Un des points culminants de l’album est « Solsbury Hill », chanson autobiographique qui évoque la décision de Gabriel de quitter Genesis. Ce morceau reste un favori du public, et sa version live sur Plays Live capte parfaitement l’émotion brute et la joie sous-jacente du morceau. L’audience, palpable même dans l’enregistrement, réagit avec ferveur, ajoutant une dimension supplémentaire à la performance.
Parmi les autres moments forts, on retrouve « Biko », une élégante et puissante ode à l’activiste anti-apartheid sud-africain Steve Biko. Ce morceau, qui clôt l’album, est devenu un hymne de lutte contre l’injustice, et la version live sur Plays Live est particulièrement émouvante. Le chant collectif et les percussions profondes offrent une conclusion inoubliable.
Une production novatrice
Le son de Plays Live est remarquablement clair pour un album live des années 1980. L’utilisation d’une console mobile pour enregistrer les concerts et les ajustements studio soigneusement appliqués ont permis de créer un équilibre entre l’improvisation naturelle des performances live et la précision technique attendue des albums studio.
La production met également en avant le talent de Tony Levin et ses lignes de basse innovantes. Le stick Chapman, un instrument peu courant à l’époque, ajoute une texture unique à des morceaux comme « I Don’t Remember » et « Intruder ». De son côté, Larry Fast utilise les synthétiseurs pour créer des paysages sonores éthérés, tandis que la batterie de Jerry Marotta reste à la fois puissante et subtile.
L’impact culturel
Plays Live a non seulement consolidé la réputation de Peter Gabriel en tant que performeur exceptionnel, mais il a également influencé la manière dont les albums live étaient produits. L’honnêteté de Gabriel quant aux corrections en studio a été saluée comme un exemple de transparence dans une industrie souvent marquée par des ajustements cachés.

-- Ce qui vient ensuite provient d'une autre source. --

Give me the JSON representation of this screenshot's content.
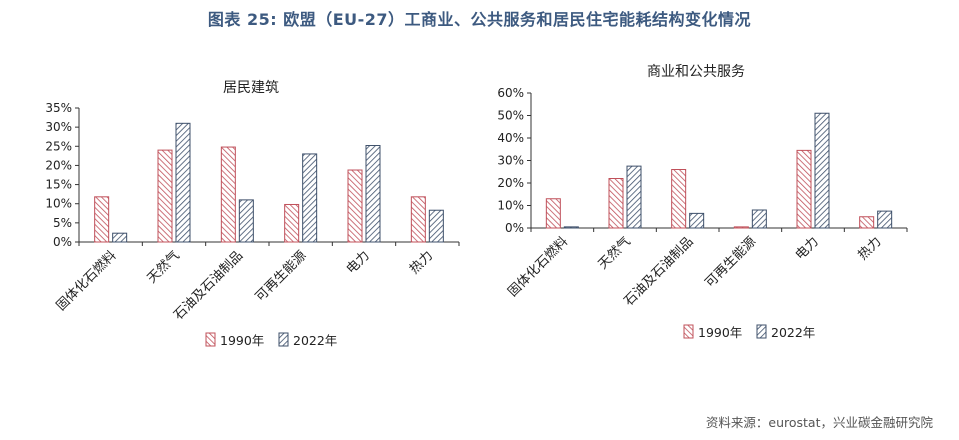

L’album a aussi contribué à populariser certains des thèmes chers à Gabriel, notamment son engagement pour les droits de l’homme et sa passion pour les musiques du monde. Des morceaux comme « Biko » ont résonné bien au-delà des concerts, trouvant une place dans des mouvements sociaux et des campagnes humanitaires.
Une expérience immersive
Ce qui distingue vraiment Plays Live des autres albums de son époque, c’est sa capacité à transporter l’auditeur au cœur du concert. La manière dont les morceaux sont enchaînés, les interactions de Gabriel avec le public et l’énergie palpable créent une immersion totale. Même à l’écoute en 2023, l’album conserve une fraîcheur et une pertinence remarquables.
L’héritage de Plays Live
Plays Live n’est pas seulement un album live : c’est une œuvre qui capture un moment charnière dans la carrière de Peter Gabriel, marquant son évolution en tant qu’artiste solo et performeur. Avec une production soignée, des performances éblouissantes et une sincérité rare, cet album demeure une référence incontournable pour les amateurs de musique live et les fans de Peter Gabriel. Il illustre brillamment comment la musique peut transcender les limites de la scène pour toucher des auditeurs à travers les décennies.